The legal brief filed on behalf of Ramirez has sweeping language, stressing the extensive steps qualifying individuals must take, including submitting to a background check and turning over highly sensitive information.
"As a result, hundreds of thousands of individuals applied for, and were granted, deferred action," the lawyers said, adding that the federal government "has, until now, lived up to their promise."
When Ramirez' case came to light Tuesday night, Karen Tumlin, the legal director of the National Immigration Law Center, was quick to react.
"This is the Trump deportation machine in action," she said. "This young man's case is exactly what happens when you have no priorities for your immigration policy. This young man was carefully vetted by the Obama administration, cleared background checks and it was determined he was not a priority for removal, and, in fact, it is a benefit for him and people like him to be able to live and work here."

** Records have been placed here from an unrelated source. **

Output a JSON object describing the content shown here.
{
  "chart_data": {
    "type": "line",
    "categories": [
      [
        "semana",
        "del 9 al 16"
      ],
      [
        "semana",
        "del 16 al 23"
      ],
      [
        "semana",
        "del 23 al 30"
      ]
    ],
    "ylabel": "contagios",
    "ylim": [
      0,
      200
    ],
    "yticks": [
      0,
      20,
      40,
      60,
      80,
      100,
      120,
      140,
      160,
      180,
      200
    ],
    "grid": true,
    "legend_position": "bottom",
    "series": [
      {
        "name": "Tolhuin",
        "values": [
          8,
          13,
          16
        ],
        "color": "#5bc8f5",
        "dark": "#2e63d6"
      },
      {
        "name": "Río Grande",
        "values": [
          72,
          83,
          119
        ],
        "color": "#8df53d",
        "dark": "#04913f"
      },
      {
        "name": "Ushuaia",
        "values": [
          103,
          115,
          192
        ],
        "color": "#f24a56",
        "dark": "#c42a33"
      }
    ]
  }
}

But Rose Richardson, a spokeswoman for Immigration and Customs Enforcement, said Ramirez was picked up "during an operation targeting a prior-deported felon" and that he was also taken into custody based on "his admitted gang affiliation and risk to public safety."
Indeed, under the DACA guidelines, an individual would be determined to be a public safety threat if there was any indication of gang membership.
"While it is not common, ICE has arrested previous DACA recipients during enforcement operations in the past who, by their criminal conviction(s) or affiliation, fall into ICE enforcement priorities, including threats to national security or public safety" a different ICE spokesman said on background.
Ramirez's lawyers deny the allegation, calling it "preposterous."
One of his lawyers, Mark Rosenbaum, told CNN he is unaware of "any case in the US where a DACA beneficiary has been brought into immigration proceedings" absent a criminal charge. He said there may have been other arrests for those with criminal charges against them but that his client's record is clean and he is not affiliated with any gangs.
Stephen H. Legomsky, a professor at Washington University School of Law, was part of the team in the Obama administration that drafted the 2012 program.
He is concerned about the future of DACA, noting that the existing work permits will expire two years from now unless the new President chooses to continue the program.
But Legomsky's main concern is that DACA recipients provided confidential information to the government.
"The government induced people to apply to DACA by promising to keep their information confidential, and I now worry that the Trump administration will use that very information to deport these individuals who were brought to the US as children," he said.